Encoding “Liubai”: An Aesthetic Perception Framework and Differentiable Metrics for Chinese Ink Wash Style Textile Pattern Generation
DOI:
https://doi.org/10.6914/ccs.030101Abstract
This paper presents a computational framework for quantifying aesthetics of Chinese ink wash and applying them to generative models. We define differentiable metrics for the three core elements: the compositional balance of “Liubai” (negative space), the calligraphic quality of “Bichu” (brushstroke), and the tonal diffusion of “Moyun” (ink wash). Using these metrics, we benchmark unpaired image-to-image systems—CycleGAN, MUNIT, ChipGAN, and diffusion pipelines with controllable methods (Style LoRA, ControlNet-Tile, IP-Adapter)—on photo-to-ink transfer.

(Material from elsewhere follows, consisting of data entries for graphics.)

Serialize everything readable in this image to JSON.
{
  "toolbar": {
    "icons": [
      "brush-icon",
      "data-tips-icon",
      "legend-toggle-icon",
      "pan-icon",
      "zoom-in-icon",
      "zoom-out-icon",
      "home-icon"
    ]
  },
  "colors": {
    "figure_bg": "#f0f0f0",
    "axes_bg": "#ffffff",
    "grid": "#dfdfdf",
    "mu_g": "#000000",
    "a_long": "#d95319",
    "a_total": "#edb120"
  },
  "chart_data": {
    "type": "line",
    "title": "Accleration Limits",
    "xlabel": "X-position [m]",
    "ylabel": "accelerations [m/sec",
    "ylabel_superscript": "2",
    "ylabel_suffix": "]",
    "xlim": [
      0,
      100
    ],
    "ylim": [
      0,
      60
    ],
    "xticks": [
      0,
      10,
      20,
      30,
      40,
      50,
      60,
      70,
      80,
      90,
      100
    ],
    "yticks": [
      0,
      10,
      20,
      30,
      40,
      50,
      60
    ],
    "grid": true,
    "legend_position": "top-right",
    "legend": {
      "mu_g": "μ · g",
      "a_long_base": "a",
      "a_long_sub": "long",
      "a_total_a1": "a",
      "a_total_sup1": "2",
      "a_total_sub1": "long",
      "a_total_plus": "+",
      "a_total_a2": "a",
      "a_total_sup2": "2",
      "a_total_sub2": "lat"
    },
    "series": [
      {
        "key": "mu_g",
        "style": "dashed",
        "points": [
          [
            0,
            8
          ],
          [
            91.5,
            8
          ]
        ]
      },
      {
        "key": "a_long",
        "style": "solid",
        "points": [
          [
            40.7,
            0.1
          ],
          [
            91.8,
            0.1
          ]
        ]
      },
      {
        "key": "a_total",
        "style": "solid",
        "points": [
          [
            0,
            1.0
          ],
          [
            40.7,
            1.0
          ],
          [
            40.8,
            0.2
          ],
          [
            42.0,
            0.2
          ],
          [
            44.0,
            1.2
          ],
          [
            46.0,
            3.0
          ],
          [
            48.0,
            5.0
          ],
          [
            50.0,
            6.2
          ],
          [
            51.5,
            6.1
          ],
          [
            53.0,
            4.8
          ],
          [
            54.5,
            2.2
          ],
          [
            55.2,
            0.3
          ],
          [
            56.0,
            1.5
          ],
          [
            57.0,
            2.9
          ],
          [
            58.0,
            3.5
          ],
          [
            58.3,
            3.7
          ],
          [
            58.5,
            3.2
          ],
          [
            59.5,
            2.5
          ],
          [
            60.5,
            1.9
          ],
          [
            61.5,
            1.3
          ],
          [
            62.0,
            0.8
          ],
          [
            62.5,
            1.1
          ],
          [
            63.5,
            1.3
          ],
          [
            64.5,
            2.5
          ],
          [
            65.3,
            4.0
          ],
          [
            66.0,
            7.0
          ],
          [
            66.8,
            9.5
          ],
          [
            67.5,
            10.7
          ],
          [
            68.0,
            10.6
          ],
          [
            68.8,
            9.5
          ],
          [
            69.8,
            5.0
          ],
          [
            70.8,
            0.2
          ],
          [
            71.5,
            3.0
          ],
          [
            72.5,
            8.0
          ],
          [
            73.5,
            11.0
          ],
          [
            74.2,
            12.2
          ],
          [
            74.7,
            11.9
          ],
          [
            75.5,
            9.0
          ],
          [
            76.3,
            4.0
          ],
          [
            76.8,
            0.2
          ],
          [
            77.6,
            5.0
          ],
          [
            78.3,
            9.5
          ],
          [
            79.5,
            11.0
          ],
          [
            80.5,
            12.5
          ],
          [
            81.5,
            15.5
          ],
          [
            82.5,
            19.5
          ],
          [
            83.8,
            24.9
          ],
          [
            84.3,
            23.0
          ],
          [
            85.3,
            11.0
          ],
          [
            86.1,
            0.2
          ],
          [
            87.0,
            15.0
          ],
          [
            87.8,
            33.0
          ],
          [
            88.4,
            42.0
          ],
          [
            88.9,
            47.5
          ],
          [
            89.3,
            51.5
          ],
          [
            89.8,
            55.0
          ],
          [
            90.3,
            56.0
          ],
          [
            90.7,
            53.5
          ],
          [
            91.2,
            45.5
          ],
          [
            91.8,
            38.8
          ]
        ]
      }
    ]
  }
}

Results show a trade-off: diffusion excels at “Moyun” texture fidelity, while ChipGAN with explicit aesthetic losses better preserves “Liubai” and “Bichu” structure. The study also highlights limitations of generic image-quality metrics (e.g., FID) for artistic evaluation. We further validate implications for phygital textile design via seamless-tiling tests and small-scale physical samples. Finally, we outline a unified, material-aware scheme embedding fabric diffusion physics (Fick’s law) into a Physics-Informed GAN objective to jointly optimize aesthetic fidelity and printability.